Households 'under siege', BNZ economist says
RNZ
New Real Estate Institute (REINZ) data showing a weak housing market, particularly in Auckland, is further evidence of the "air pocket" the economy hit in the middle of this year, one economist says.
REINZ has released its data for July which shows seasonally adjusted sales counts at a national level were down.
The House Price Index
, which smoothes out variations in the median sale price, was up 0.1 percent year-on-year on a national basis but down 0.4 percent on the month before.
For Auckland it was down 0.1 percent year-on-year and down 1.8 percent month-on-month.
Papakura values were down 5.2 percent compared to 2024, while New Plymouth's were up 4.9 percent and Invercargill's 7.8 percent.

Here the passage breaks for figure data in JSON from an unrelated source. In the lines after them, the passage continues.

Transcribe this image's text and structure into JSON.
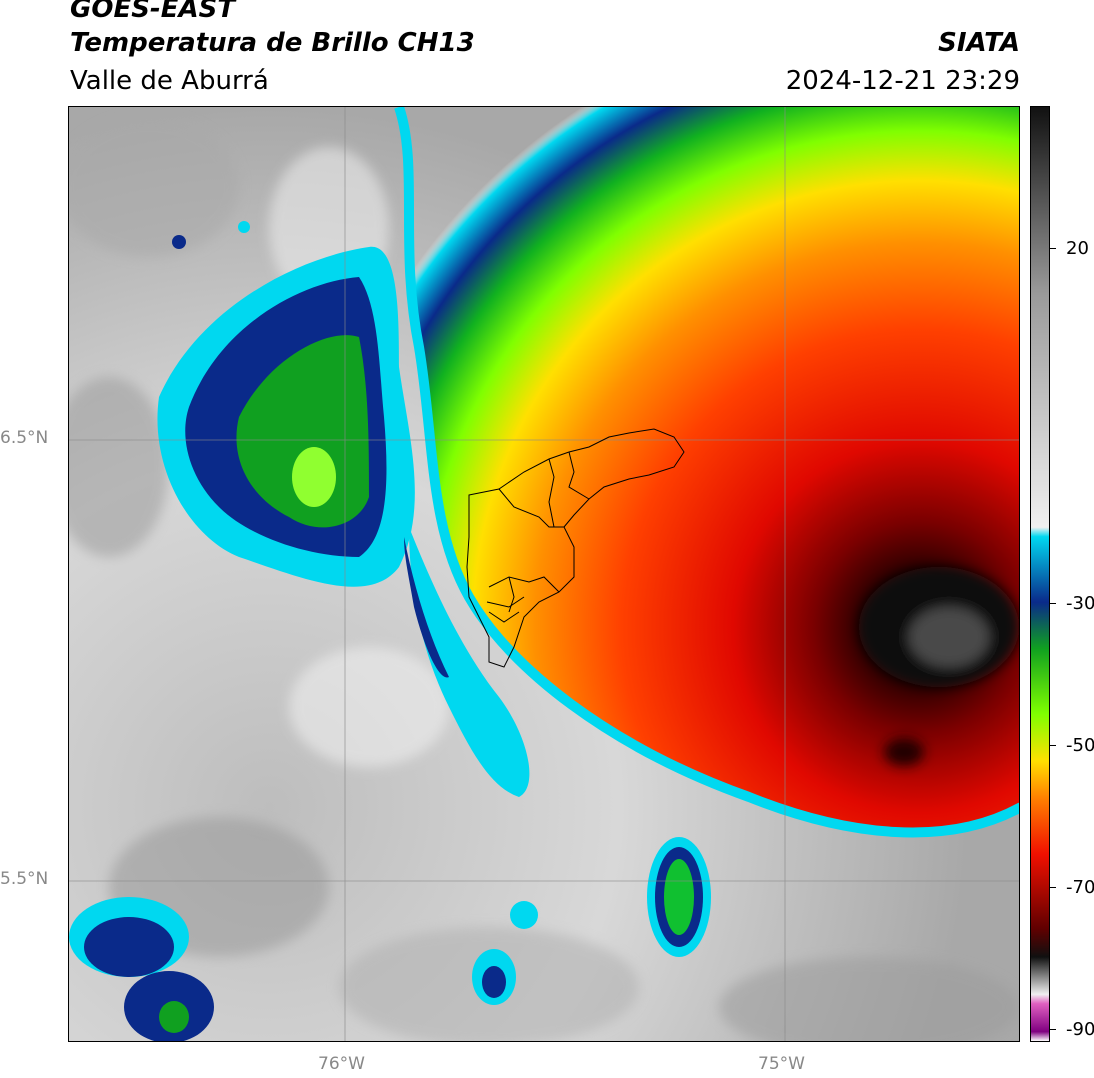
{
  "title": {
    "satellite": "GOES-EAST",
    "product": "Temperatura de Brillo CH13",
    "region": "Valle de Aburrá",
    "org": "SIATA",
    "timestamp": "2024-12-21 23:29"
  },
  "axes": {
    "lat_labels": [
      "6.5°N",
      "5.5°N"
    ],
    "lon_labels": [
      "76°W",
      "75°W"
    ]
  },
  "colorbar": {
    "labels": [
      "20",
      "-30",
      "-50",
      "-70",
      "-90"
    ],
    "colors": {
      "warm_top": "#111111",
      "gray_mid": "#9a9a9a",
      "light": "#f0f0f0",
      "cyan": "#00d8f0",
      "blue": "#0a2a8a",
      "green": "#10a020",
      "lime": "#80ff00",
      "yellow": "#ffe000",
      "orange": "#ff8000",
      "red": "#f01000",
      "dark_red": "#600000",
      "black": "#101010",
      "pink": "#e060c0",
      "purple": "#800080"
    }
  },
  "map": {
    "features": [
      "cloud-top-temperature-field",
      "valle-de-aburra-municipal-boundaries",
      "graticule"
    ]
  }
}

BNZ chief economist Mike Jones said he had been looking at the numbers to validate or disprove what looked like a "stumble" in the housing market in June.
"It looks like if anything the housing market was a little weaker again in July so it does appear that markets have lost some of that relatively modest momentum that was there and it's faltering a little bit."
He said Auckland was noticeably softer than the rest of the country, particularly the South Island.
"The unemployment figures we got last week and now the housing market as well - it just kind of adds to all those other signs and evidence we're getting in the economic numbers that the country hit something of a wobble or an air pocket in the middle part of the year."
He said the labour market had weakened and cost of living pressures had intensified. "Food prices in particular are putting extra pressure on the household budget. At the same time, as it was pointed out last week, wage growth is cooling down so in some ways it feels like the average household is sort of under siege at the moment. That's causing faltering demand across a lot of different areas of the economy and the housing market would be one."
ANZ's economists noted that house prices were now 0.4 percent above their most recent low in October 2024.
"Given recent weakness in the market, we see some downside risk to our forecast that prices will end 2025 up 2.5 percent year-on-year. We remain of the view that three further cuts in the OCR will be needed to shore up the economy and stabilise inflation around the Reserve Bank's target midpoint. Lower interest rates and a cyclical recovery are likely to see the housing market gradually strengthen over the next year, but we don't expect prices to race away."
Westpac senior economist Michael Gordon said the market was unusually well balanced.
"While lower mortgage rates have helped to spur higher levels of activity compared to a year ago, demand is being matched by an ample supply of homes hitting the market. As a result, there has been little upward pressure on sale prices.
"House sales were down 2.5 percent in seasonally adjusted terms in July, the third straight monthly decline. The number of sales is typically understated on the first release, so we expect that this will be later revised to around flat. Sales were up 4 percent on a year ago; it was around this time last year that the level of activity in the market took a marked step up, so year-on-year comparisons will look less impressive from here on."
When seasonally adjusted, the house price index was down 0.5 percent in July and down 1.2 percent in Auckland, Gordon said.